Jane Fonda at SAG Awards 2025
Jane Fonda cannot be silenced by mere technical sound points.
The actress and the activist isn’t one to let somewhat technical problem steal the present—particularly not on an evening meant to have fun her legendary profession.
Whereas accepting the Life Achievement Award on the 2025 SAG Awards in Los Angeles, the 80 for Brady star discovered herself in the course of an surprising sound mishap when the pre-recorded announcer started talking over her.
However somewhat than letting the second derail her speech, Fonda took all of it in stride along with her signature wit.
“I can conjure up voices!” she joked, drawing laughter from the gang earlier than urgent on along with her highly effective message.
Jane Fonda’s SAG Awards 2025 acceptance speech:
Fonda, an icon whose profession has spanned six a long time throughout movie, tv, and theater, used her speech to focus on the function of actors in fostering understanding.
“What we, actors, create is empathy. Our job is to understand another human being so profoundly that we can touch their souls,” she stated.
She additionally made it clear that empathy isn’t one thing to draw back from. “And make no mistake, empathy is not weak or woke. By the way, woke just means you give a damn about other people.”
Reflecting on her profession, Fonda described it as something however predictable.
“I’ve had a really weird career—totally unstrategic,” she admitted. “I retired for 15 years and came back at 65, which is not usual. I made one of my most successful movies in my 80s. And probably in my 90s, I’ll be doing my own stunts in an action movie.”
She additionally poked enjoyable at herself, recalling how appearing gave her an outlet in an period when ladies have been typically discouraged from expressing sturdy opinions.
“I grew up in the ’40s and ’50s when women weren’t supposed to have opinions and get angry,” she shared. “Acting gave me a chance to play angry women with opinions, which, you know, is a bit of a stretch for me.”

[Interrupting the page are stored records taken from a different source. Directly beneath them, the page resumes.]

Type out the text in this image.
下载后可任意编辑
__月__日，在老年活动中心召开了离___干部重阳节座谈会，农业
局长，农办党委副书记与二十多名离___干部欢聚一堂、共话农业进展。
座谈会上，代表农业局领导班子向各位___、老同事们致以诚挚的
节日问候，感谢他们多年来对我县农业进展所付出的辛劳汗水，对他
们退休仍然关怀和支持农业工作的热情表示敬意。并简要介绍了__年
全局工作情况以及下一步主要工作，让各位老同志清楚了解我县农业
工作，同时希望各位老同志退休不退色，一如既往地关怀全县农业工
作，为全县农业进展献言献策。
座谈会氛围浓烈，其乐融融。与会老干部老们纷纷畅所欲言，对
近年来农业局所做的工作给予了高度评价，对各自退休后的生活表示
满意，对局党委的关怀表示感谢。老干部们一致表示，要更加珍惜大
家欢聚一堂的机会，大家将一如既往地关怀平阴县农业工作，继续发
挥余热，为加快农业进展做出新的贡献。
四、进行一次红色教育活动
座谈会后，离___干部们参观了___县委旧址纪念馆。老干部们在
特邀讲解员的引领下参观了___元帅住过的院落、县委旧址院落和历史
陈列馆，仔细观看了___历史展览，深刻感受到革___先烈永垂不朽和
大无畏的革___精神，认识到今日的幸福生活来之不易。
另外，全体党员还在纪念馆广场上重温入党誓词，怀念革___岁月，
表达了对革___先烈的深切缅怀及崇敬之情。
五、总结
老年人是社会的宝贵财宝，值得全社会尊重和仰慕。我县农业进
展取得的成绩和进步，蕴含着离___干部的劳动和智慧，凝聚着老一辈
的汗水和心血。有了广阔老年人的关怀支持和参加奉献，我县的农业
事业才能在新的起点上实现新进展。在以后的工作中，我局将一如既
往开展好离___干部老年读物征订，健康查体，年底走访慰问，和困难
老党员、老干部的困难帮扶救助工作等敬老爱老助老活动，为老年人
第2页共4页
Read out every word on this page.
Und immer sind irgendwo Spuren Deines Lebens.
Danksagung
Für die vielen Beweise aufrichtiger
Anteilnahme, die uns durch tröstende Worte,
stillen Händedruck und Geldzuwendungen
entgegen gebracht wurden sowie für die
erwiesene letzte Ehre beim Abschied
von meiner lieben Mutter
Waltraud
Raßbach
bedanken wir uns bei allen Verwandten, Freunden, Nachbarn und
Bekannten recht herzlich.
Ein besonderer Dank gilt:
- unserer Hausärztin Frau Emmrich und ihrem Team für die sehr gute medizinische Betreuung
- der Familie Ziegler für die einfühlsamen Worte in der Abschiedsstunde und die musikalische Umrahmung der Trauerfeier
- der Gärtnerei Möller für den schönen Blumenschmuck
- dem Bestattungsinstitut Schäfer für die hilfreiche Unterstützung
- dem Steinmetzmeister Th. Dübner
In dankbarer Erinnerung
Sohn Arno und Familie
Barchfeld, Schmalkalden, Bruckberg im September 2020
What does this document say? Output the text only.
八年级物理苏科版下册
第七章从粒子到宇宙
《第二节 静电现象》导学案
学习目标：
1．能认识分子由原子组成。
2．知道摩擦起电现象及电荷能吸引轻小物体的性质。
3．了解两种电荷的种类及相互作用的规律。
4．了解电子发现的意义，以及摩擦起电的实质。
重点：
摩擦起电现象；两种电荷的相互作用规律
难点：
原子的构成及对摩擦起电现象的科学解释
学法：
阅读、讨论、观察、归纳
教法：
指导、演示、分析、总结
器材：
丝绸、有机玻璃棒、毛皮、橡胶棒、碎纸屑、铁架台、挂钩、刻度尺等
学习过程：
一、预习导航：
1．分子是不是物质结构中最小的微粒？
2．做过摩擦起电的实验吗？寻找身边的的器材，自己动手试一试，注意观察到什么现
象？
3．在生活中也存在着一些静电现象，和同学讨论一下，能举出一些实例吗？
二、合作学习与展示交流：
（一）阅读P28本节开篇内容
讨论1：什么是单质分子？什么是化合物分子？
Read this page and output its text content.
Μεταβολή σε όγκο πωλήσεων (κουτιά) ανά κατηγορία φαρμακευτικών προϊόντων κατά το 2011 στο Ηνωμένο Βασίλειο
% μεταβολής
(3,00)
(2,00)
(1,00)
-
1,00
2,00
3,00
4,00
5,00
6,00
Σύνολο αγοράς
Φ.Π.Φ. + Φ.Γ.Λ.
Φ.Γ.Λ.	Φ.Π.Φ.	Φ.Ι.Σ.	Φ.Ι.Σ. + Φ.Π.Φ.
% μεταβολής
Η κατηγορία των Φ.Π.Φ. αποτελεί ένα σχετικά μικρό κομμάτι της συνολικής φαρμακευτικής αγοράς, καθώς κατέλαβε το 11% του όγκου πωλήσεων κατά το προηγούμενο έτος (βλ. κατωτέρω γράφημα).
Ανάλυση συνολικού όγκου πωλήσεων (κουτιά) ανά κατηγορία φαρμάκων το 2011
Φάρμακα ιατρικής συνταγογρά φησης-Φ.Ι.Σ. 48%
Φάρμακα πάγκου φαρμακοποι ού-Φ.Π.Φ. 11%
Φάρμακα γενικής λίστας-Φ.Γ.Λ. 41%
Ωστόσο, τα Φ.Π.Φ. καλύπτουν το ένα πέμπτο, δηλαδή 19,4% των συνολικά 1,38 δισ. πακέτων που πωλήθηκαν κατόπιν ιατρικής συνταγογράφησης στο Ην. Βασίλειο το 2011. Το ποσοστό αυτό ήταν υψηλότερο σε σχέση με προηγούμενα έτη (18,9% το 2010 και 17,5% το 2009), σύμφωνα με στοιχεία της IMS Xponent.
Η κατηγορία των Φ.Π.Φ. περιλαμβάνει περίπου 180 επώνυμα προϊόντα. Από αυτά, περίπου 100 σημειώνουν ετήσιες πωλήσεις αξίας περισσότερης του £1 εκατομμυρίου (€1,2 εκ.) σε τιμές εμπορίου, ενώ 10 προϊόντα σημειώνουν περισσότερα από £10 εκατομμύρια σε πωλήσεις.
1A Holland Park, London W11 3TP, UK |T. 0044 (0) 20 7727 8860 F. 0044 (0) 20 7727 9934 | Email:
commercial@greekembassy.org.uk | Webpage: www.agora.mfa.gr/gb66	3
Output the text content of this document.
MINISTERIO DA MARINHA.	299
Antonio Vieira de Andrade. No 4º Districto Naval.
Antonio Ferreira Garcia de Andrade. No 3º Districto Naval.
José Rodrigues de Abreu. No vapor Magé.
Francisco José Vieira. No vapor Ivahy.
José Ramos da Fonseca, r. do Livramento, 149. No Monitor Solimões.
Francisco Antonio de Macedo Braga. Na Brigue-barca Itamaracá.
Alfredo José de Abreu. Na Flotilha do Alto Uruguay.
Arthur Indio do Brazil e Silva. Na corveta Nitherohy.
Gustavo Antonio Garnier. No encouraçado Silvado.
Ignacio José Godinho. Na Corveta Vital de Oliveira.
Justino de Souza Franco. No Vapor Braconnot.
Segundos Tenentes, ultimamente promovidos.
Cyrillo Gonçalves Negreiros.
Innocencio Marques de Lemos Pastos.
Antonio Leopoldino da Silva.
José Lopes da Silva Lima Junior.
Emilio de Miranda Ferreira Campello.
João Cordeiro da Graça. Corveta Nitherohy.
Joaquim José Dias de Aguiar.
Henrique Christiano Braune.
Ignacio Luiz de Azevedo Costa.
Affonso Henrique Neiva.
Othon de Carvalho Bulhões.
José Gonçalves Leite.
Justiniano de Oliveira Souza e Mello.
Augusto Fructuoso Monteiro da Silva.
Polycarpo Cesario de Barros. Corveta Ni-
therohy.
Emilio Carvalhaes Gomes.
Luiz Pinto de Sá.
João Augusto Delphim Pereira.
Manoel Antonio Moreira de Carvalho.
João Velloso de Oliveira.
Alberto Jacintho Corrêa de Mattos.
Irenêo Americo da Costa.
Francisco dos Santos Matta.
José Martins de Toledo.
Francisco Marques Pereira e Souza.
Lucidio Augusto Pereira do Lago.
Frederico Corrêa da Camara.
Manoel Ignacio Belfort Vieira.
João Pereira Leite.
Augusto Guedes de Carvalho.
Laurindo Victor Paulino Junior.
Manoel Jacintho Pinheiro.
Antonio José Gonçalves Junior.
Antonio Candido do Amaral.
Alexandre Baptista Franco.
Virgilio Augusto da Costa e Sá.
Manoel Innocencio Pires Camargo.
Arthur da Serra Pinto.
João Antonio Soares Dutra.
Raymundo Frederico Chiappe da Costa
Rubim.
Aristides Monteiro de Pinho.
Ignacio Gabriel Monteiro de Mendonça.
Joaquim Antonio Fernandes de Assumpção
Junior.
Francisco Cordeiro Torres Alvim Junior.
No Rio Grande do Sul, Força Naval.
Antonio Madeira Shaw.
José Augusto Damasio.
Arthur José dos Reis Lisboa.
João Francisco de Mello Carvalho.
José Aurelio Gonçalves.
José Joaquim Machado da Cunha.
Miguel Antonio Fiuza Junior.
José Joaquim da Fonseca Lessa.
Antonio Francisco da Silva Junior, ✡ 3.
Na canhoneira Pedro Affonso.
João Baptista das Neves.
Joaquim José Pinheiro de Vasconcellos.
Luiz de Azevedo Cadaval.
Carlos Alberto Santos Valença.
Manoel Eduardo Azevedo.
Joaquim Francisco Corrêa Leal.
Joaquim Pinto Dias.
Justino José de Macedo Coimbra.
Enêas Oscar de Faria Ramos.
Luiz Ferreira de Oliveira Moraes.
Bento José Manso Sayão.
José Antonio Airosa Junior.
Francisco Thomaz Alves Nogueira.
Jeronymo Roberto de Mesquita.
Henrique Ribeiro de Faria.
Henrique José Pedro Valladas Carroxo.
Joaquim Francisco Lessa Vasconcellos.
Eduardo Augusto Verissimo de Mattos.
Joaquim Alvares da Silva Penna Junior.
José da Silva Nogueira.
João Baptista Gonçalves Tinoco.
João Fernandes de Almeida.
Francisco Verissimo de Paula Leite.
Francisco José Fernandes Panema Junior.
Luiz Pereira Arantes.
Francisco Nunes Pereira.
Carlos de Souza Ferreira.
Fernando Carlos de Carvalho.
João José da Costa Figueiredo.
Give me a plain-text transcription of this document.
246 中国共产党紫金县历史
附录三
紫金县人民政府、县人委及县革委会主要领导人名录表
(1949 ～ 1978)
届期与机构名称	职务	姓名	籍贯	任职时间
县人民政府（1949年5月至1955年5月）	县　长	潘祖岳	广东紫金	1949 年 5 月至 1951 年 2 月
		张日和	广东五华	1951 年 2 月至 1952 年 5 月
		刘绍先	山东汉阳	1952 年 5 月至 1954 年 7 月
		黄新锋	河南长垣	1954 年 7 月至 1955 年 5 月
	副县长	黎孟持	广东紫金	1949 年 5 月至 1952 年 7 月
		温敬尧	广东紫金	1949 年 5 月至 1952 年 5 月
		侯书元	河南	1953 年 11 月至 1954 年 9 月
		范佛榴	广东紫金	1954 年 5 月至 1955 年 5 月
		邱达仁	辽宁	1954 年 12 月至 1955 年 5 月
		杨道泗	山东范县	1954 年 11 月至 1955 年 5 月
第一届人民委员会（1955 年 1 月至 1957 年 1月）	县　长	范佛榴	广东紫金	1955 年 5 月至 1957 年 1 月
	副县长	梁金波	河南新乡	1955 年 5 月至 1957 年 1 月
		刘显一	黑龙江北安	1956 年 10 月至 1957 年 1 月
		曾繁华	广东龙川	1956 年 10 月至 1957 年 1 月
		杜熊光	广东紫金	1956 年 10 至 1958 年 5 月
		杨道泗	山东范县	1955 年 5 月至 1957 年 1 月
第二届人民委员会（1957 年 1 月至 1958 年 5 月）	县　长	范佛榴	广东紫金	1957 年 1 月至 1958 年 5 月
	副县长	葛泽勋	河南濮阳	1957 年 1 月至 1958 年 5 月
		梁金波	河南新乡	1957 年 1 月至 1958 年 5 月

Past her contributions to the display screen, Fonda has been an unwavering power in activism, standing up for civil rights, gender equality, and environmental causes.
She reminded the viewers of Hollywood’s historic resistance in opposition to oppression.
“I made my first movie in 1958. It was at the tail end of McCarthyism, when so many careers were destroyed,” she stated. “Today, it’s helpful to remember, though, that Hollywood resisted. We did.”
Then, she posed a thought-provoking query, “Have any of you ever watched a documentary of one of the great social movements—of apartheid or civil rights or Stonewall—and ask yourself would you have been brave enough to walk the bridge? Would you have been able to take the hoses and the batons and the dogs?”
She didn’t watch for a solution. “We don’t have to wonder anymore, because we are in our documentary moments. This is it, and it’s not a rehearsal!”
As her speech got here to an in depth, Fonda left the viewers with a rallying cry to remain united within the face of uncertainty.
“We mustn’t, for a moment, kid ourselves about what is happening. This is big time serious, folks. Let’s be brave. We must not isolate. We must stay in community. We must help the vulnerable. We must find ways to project an inspiriting vision of the future.”
However she additionally assured them that hope stays. “On the other side, there will still be love, there will still be beauty, and there will be an ocean of truth for us to swim in.”
It was a speech that had every little thing—ardour, humor, resilience, and a transparent reminder of why Fonda has remained a power in Hollywood and past.
And if anybody was nonetheless questioning whether or not she might command a room, technical glitches and all, the reply was loud and clear, completely.